Another thought just came to me and it might not be at all practical but might as well put it out there. As the father do you not have the right to approach the school and explain your situation and enquire about how your son is doing? Maybe it wouldn’t work and they’d contact your ex and it would backfire spectacularly, but only you can judge that one.

Kitsune, Maskless Crusader.'s avatar

No, there is no chance of her softening towards me. I did not know why pride is a deadly sin until I lived in Japan where it is a virtue. She cannot accept even a shadow of possible blame for anything nor even conceding that I was correct and she not.

Joint custody as a legal concept only came to be this past April; we divorced in March. I have zero parental rights here. I would likely be arrested for stalking.

Elizabeth Schneider's avatar

Sorry to hear this! ..

my son who is 21 was just put on anti depressants and i dont know if it will help him in getting a job! .

me and his father divorced almost 16 years ago and he's not in his life, as i did encourage it, but my son shunned away almost every time his father wanted to connect.. I imagine he has hostility for the abuse he seen of me, by his father!.. they have never been close, even when he seen him as a young child!..

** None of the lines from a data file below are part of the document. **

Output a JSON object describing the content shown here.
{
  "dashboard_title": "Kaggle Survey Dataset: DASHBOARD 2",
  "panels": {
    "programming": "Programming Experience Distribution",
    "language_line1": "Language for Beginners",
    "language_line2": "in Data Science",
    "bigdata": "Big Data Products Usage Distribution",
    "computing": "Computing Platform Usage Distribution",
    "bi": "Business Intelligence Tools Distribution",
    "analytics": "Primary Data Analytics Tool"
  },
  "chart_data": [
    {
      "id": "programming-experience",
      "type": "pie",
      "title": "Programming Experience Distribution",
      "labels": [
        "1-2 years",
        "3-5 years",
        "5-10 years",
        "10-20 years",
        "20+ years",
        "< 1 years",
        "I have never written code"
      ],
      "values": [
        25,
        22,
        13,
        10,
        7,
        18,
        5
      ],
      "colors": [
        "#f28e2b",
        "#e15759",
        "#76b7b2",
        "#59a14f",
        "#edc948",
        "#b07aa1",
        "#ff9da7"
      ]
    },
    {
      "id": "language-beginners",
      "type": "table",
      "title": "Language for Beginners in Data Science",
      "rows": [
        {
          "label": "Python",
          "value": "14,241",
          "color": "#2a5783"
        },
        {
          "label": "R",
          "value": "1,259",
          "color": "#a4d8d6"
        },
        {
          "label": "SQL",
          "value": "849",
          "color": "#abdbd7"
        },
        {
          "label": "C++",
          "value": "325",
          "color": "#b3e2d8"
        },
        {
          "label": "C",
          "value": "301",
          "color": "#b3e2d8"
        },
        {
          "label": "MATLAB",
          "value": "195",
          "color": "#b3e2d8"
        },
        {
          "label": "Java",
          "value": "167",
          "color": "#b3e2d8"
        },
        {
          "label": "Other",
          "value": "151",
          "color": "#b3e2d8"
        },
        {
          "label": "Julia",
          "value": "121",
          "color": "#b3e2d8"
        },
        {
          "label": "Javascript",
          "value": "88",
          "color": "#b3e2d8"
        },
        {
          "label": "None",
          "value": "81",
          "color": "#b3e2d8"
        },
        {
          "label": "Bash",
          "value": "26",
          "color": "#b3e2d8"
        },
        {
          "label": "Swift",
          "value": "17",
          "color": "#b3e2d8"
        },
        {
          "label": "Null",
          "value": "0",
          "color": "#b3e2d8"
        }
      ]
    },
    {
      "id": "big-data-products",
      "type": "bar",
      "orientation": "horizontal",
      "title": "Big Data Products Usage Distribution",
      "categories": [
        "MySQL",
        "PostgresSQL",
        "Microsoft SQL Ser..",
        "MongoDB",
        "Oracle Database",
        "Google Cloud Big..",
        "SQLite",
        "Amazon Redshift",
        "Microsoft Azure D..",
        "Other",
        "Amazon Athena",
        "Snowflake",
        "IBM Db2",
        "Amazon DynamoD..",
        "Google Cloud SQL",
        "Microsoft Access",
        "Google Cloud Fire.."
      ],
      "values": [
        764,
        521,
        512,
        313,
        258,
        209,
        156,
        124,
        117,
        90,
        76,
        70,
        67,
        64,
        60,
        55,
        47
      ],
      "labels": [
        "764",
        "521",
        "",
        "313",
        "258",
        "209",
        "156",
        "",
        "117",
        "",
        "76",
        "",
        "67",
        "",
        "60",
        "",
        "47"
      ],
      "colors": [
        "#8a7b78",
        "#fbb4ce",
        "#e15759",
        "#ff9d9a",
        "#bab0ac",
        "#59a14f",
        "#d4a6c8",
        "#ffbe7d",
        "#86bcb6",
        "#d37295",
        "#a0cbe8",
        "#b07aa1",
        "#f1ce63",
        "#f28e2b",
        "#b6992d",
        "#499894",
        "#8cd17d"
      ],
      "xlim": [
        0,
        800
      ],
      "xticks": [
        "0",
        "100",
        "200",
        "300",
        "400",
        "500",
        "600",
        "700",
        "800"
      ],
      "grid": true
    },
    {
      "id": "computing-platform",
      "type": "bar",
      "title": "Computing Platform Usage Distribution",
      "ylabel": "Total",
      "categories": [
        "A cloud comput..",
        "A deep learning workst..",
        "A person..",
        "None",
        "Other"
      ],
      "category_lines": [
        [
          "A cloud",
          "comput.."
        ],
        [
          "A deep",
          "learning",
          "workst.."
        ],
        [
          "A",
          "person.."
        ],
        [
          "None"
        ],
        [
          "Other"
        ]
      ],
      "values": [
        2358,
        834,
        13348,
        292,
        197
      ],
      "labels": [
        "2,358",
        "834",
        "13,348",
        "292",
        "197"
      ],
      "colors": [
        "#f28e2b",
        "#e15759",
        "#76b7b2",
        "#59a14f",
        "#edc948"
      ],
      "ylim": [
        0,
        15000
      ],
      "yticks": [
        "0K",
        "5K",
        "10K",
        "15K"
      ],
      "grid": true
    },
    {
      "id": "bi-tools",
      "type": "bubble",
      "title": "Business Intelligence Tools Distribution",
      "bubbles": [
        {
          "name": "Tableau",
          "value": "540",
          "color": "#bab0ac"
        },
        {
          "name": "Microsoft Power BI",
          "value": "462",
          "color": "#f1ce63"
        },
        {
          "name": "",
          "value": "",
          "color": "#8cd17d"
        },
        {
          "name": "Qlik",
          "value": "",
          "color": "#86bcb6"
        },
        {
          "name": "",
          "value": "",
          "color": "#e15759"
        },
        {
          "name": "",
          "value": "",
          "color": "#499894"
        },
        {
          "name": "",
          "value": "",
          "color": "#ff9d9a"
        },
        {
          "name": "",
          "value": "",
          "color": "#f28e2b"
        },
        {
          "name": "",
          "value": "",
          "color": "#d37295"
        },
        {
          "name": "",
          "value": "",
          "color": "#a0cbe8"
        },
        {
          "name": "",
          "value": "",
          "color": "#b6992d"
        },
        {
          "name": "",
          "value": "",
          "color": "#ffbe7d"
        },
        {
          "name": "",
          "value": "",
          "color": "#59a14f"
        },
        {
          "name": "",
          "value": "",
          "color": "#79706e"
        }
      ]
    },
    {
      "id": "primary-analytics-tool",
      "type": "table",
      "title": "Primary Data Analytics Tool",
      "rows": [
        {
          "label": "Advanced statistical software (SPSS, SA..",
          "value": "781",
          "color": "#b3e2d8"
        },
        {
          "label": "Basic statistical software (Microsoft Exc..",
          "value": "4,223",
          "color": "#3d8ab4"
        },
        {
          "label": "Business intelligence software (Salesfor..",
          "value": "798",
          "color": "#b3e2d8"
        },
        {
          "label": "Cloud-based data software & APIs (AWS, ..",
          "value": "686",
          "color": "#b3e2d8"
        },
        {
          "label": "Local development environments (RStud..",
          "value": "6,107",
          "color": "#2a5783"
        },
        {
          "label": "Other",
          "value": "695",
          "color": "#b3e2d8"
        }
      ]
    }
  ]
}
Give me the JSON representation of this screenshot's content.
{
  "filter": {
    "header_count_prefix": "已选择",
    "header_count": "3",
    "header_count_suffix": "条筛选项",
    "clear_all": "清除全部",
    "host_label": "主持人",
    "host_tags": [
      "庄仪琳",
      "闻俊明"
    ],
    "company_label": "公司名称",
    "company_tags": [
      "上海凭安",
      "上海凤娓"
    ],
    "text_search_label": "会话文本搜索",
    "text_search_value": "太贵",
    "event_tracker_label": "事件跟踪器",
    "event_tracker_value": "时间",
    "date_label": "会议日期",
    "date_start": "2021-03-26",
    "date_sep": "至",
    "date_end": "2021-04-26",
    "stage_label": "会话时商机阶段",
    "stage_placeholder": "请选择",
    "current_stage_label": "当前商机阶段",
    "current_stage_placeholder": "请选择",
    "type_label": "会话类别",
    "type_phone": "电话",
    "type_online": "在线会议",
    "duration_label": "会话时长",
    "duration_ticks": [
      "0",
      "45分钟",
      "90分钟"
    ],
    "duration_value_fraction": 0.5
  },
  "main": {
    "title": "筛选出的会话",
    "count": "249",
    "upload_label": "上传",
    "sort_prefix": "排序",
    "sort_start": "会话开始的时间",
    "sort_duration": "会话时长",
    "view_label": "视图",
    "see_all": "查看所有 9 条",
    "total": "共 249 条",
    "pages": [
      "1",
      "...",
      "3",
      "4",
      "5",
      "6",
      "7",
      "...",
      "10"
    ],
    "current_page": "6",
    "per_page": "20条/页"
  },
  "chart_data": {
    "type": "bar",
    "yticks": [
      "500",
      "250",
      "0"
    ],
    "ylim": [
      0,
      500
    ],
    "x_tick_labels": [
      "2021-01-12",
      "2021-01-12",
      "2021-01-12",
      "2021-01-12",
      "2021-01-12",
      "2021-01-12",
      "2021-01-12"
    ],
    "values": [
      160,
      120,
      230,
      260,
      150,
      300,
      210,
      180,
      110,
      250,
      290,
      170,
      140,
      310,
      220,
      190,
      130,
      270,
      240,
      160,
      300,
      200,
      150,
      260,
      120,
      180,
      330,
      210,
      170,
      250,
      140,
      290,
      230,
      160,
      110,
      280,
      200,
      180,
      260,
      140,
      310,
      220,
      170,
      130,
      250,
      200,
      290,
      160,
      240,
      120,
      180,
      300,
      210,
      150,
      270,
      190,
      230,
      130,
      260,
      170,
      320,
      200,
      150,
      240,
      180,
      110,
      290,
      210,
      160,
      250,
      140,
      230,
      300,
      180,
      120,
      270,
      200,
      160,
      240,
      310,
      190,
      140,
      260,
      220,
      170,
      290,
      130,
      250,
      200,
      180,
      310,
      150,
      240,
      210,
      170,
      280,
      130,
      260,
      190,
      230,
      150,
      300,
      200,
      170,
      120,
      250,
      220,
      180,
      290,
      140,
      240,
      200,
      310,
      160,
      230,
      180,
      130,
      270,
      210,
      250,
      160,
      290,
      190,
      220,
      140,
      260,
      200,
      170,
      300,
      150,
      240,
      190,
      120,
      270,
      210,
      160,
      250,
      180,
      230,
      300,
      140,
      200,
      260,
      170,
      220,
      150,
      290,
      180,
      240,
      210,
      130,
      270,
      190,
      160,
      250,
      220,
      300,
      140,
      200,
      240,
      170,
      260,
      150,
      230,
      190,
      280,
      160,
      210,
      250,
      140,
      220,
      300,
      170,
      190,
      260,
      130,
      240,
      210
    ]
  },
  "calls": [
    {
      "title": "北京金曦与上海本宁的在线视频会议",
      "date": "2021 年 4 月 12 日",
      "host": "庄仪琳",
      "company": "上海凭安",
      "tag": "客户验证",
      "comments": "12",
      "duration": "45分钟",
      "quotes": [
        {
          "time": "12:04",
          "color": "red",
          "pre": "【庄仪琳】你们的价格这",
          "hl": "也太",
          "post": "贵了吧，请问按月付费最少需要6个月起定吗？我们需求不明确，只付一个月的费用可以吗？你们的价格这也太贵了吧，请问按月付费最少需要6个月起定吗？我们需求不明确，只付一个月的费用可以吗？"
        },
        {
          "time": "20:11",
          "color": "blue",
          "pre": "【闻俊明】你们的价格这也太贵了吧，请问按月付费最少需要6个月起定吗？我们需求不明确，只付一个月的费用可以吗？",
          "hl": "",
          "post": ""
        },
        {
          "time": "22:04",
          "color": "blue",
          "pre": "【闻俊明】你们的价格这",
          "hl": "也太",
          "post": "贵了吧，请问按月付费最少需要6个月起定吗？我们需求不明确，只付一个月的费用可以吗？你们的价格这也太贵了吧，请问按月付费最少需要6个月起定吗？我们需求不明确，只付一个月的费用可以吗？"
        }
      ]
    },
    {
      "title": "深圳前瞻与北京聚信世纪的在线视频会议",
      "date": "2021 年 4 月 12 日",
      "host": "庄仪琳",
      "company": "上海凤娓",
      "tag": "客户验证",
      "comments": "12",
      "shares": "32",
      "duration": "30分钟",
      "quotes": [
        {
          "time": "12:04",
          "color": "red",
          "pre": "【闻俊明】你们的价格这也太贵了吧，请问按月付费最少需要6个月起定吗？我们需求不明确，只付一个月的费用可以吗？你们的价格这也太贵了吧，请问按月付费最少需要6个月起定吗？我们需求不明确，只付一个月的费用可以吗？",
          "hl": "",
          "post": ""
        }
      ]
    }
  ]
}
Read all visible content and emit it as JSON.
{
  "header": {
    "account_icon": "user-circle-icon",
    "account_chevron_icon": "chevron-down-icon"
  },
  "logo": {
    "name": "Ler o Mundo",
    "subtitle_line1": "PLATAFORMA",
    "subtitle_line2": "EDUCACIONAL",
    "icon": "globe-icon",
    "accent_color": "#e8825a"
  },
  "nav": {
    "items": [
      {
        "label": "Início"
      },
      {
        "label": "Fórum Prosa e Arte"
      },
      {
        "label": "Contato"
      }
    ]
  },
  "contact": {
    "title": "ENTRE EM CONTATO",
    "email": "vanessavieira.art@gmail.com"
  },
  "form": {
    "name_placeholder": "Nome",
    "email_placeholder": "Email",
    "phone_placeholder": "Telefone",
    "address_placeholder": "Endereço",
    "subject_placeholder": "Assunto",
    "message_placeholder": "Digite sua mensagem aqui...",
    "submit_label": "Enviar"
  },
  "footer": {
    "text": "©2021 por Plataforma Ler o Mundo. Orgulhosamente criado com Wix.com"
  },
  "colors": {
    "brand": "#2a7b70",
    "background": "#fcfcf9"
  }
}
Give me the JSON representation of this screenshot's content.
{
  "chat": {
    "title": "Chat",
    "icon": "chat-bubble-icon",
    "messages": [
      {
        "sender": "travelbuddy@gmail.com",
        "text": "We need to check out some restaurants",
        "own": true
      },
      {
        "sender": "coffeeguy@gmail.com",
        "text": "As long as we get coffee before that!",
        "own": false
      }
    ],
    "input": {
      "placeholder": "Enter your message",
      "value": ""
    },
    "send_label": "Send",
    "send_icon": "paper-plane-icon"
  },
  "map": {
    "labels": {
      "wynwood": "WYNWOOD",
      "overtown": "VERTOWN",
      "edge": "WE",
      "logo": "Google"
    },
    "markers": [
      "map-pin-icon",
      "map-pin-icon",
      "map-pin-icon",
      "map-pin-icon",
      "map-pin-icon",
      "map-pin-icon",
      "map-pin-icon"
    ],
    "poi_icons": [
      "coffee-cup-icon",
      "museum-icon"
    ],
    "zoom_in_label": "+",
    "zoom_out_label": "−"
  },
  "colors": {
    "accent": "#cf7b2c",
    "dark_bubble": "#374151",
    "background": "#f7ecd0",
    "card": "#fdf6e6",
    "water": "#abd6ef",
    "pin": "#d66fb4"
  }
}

Kitsune, Maskless Crusader.'s avatar

I have never abused his mother and we were once close. Really, until the panic we were quite close. I believe that his coldness towards me is he in survival mode. I suspect his mother either directly or more likely indirectly makes his life miserable whenever he spent time with me after the divorce and possible before. I doubt he has any conscious thoughts on it, but if he is given a ton more study to do after each time we met or she is just in a bad mood for the rest of the day and the next or longer, how long would it take for a 12 year old to not want to be around the trigger for their mother's wrath?

Elizabeth Schneider's avatar

I'm so sorry! ..i didn't mean to make it sound like i was comparing, I wasn't! .. my apologies!..

i hope things will get better with your son!.

Bare-Faced Plague-Spreader's avatar

I wouldn't have anything to do with a father who abused his wife either. That is a "no go" zone.

Steve Martin's avatar

Despite it all, Happy Birthday agent K.

Claudia's avatar

Best wishes on your birthday, hoping the upcoming year has more happy than sad moments. I'm very sorry the situation with your son hasn't changed.

DW Shumway's avatar

Happy birthday, Kits! Keep up the crusade.